Für Prozessbeobachter stellt sich schnell die Erkenntnis ein, das fast alles schon einmal gehört zu haben: Was kein Wunder ist, denn es ist bereits das dritte Mal, dass sich ein Ingolstädter Gericht mit den Vorwürfen gegen den Nigerianer beschäftigen muss. Er soll im Dezember 2015 die Mesnerin der Wellheimer Kirche in der Sakristei sexuell genötigt haben, ebenso bedrängte er laut Anklage an Silvester eine junge Mitarbeiterin eines Altenheims in Eichstätt.
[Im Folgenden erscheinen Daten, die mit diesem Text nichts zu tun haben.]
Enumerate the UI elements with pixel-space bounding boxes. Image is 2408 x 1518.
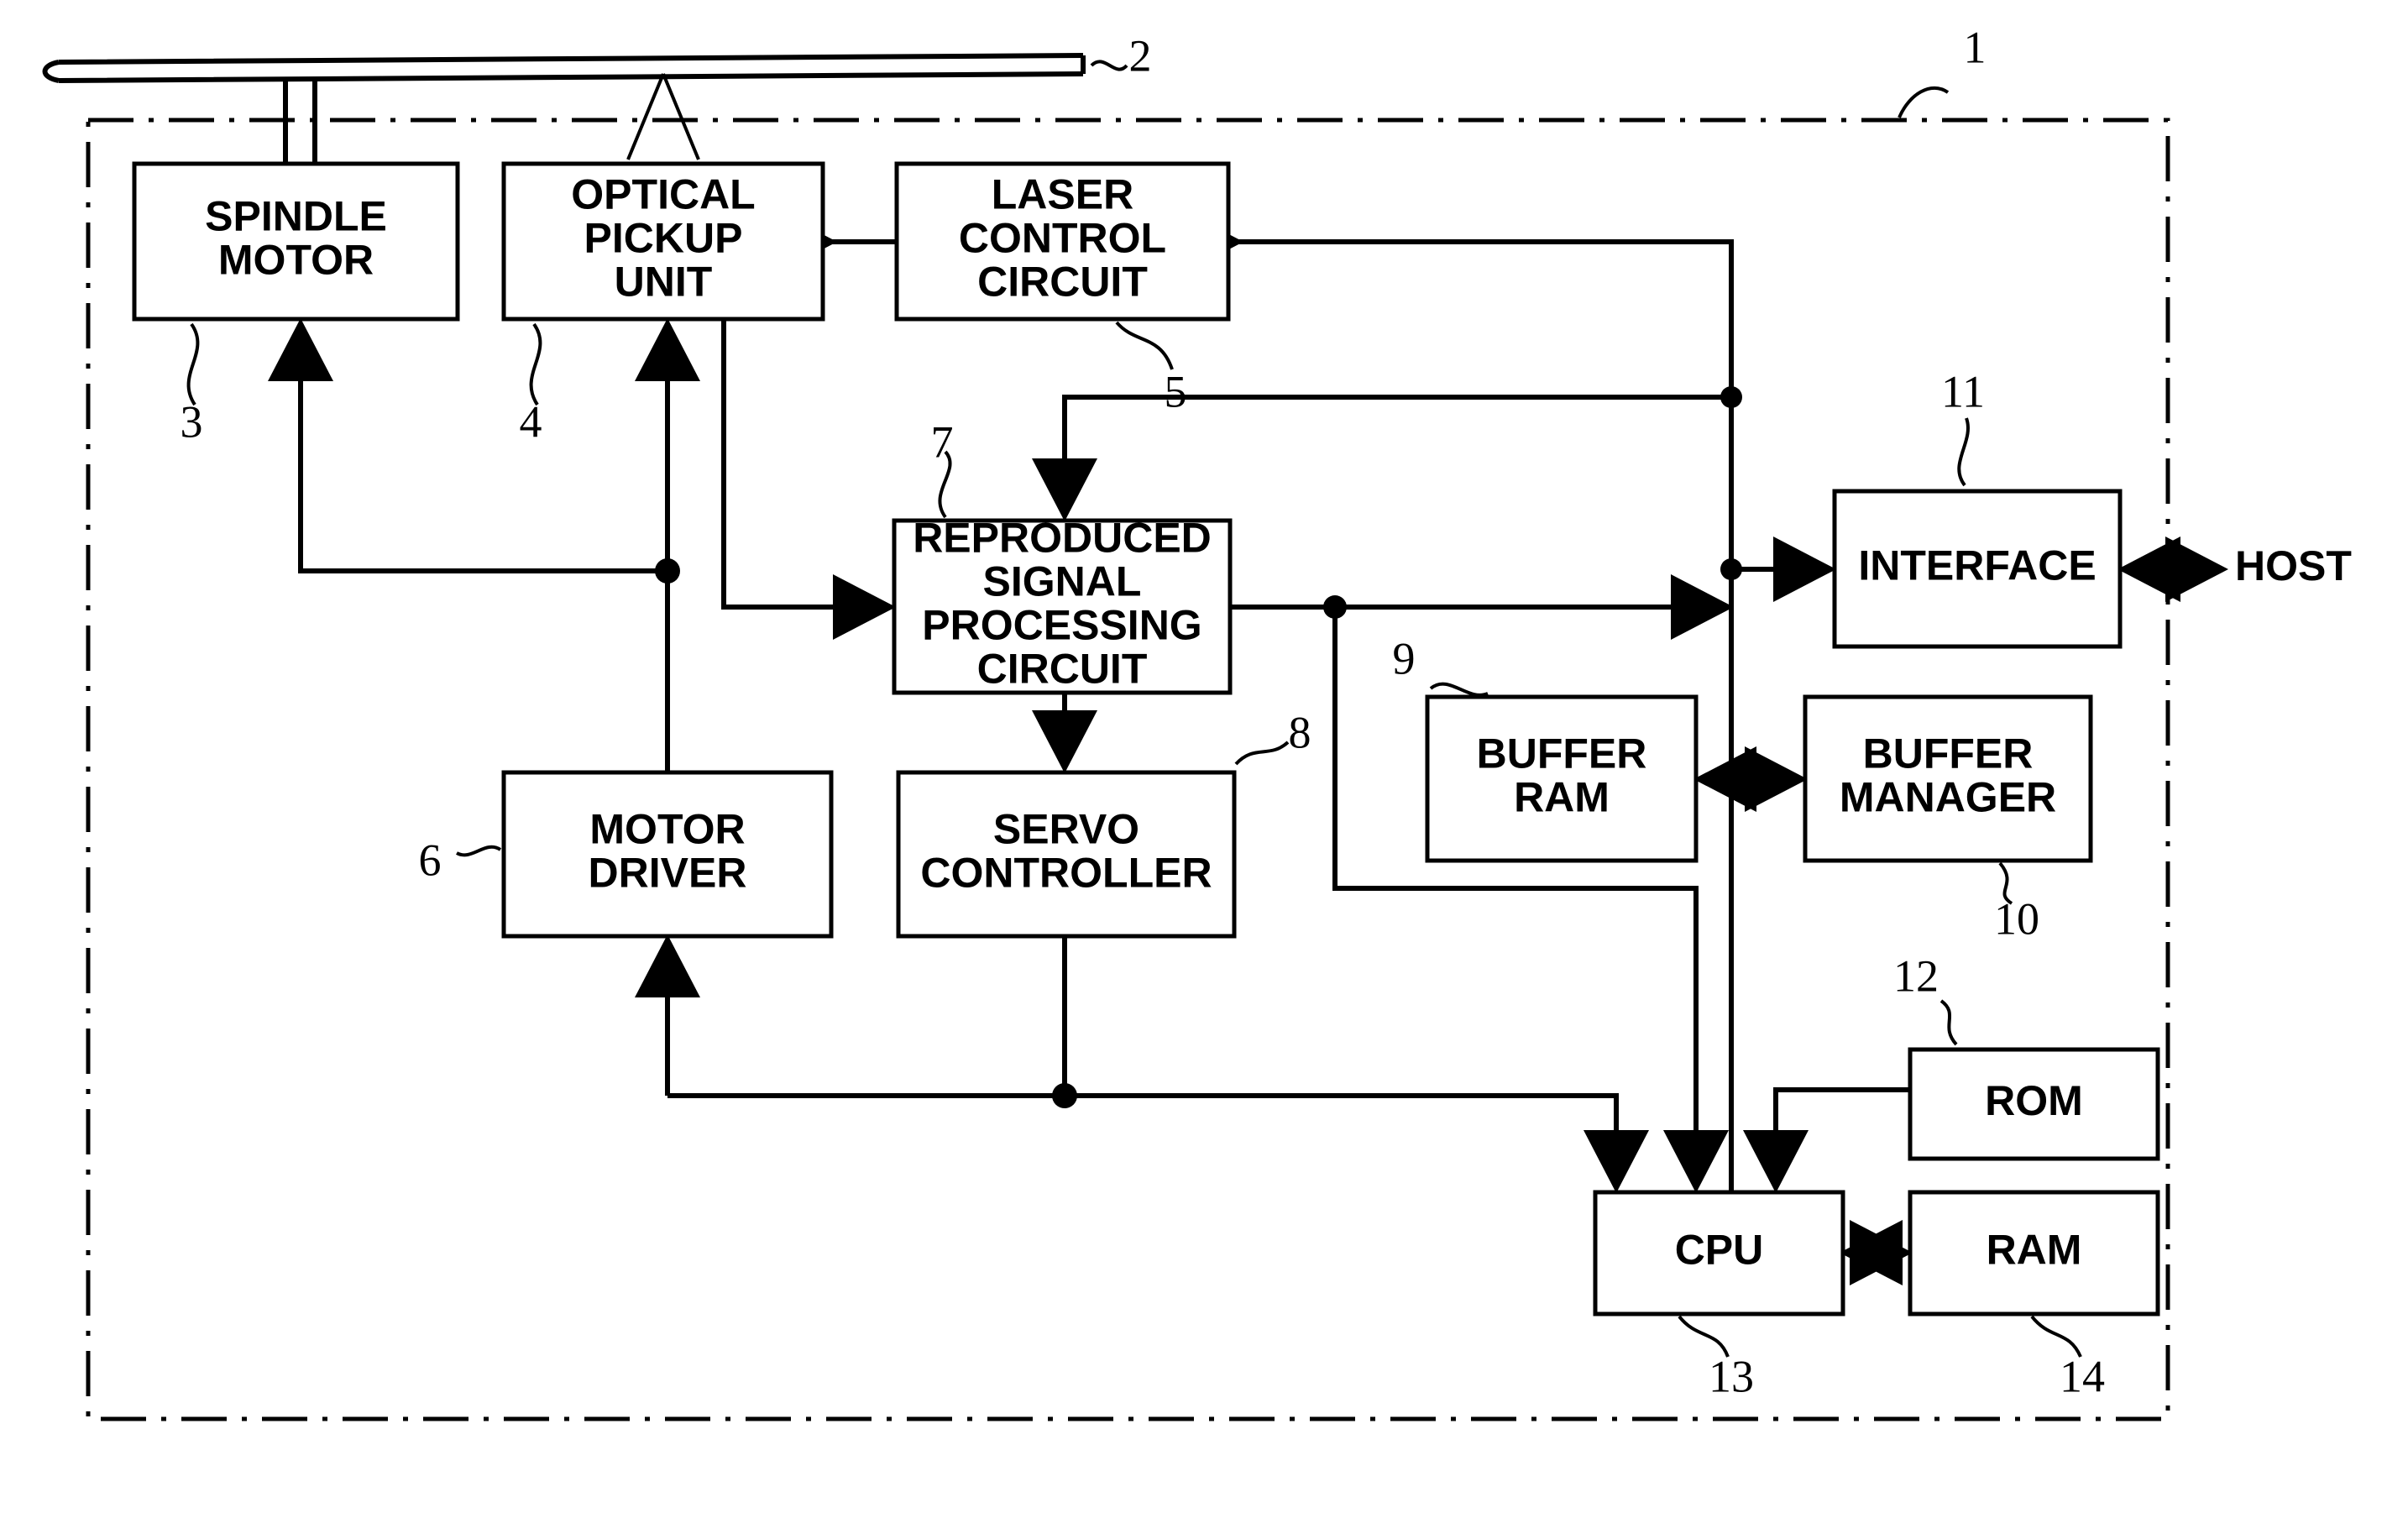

Am Ingolstädter Amtsgericht war der 30-jährige Asylbewerber im letzten Juli zu drei Jahren Haft verurteilt worden, worauf er mit einem Sitzstreik im Sitzungssaal und den Worten, man möge ihn doch gleich töten, reagiert hatte. Die zweite Verhandlung am Landgericht lief heuer im Januar anders als erwartet. Die Berufungskammer hob das erstinstanzliche Urteil komplett auf. Davor war vom Gericht ein erneutes psychiatrisches Gutachten zu dem Nigerianer in Auftrag gegeben worden. Darin wurde diesem eine "paranoide Schizophrenie" attestiert. Da nun im Raum stand, dass der Angeklagte schuldunfähig war und dauerhaft in ein psychiatrisches Krankenhaus eingewiesen werden wird, gab die Berufungskammer den Fall an die zuständige Stelle im Haus weiter. Vor der 5. Strafkammer wird der Fall nun komplett neu aufgerollt.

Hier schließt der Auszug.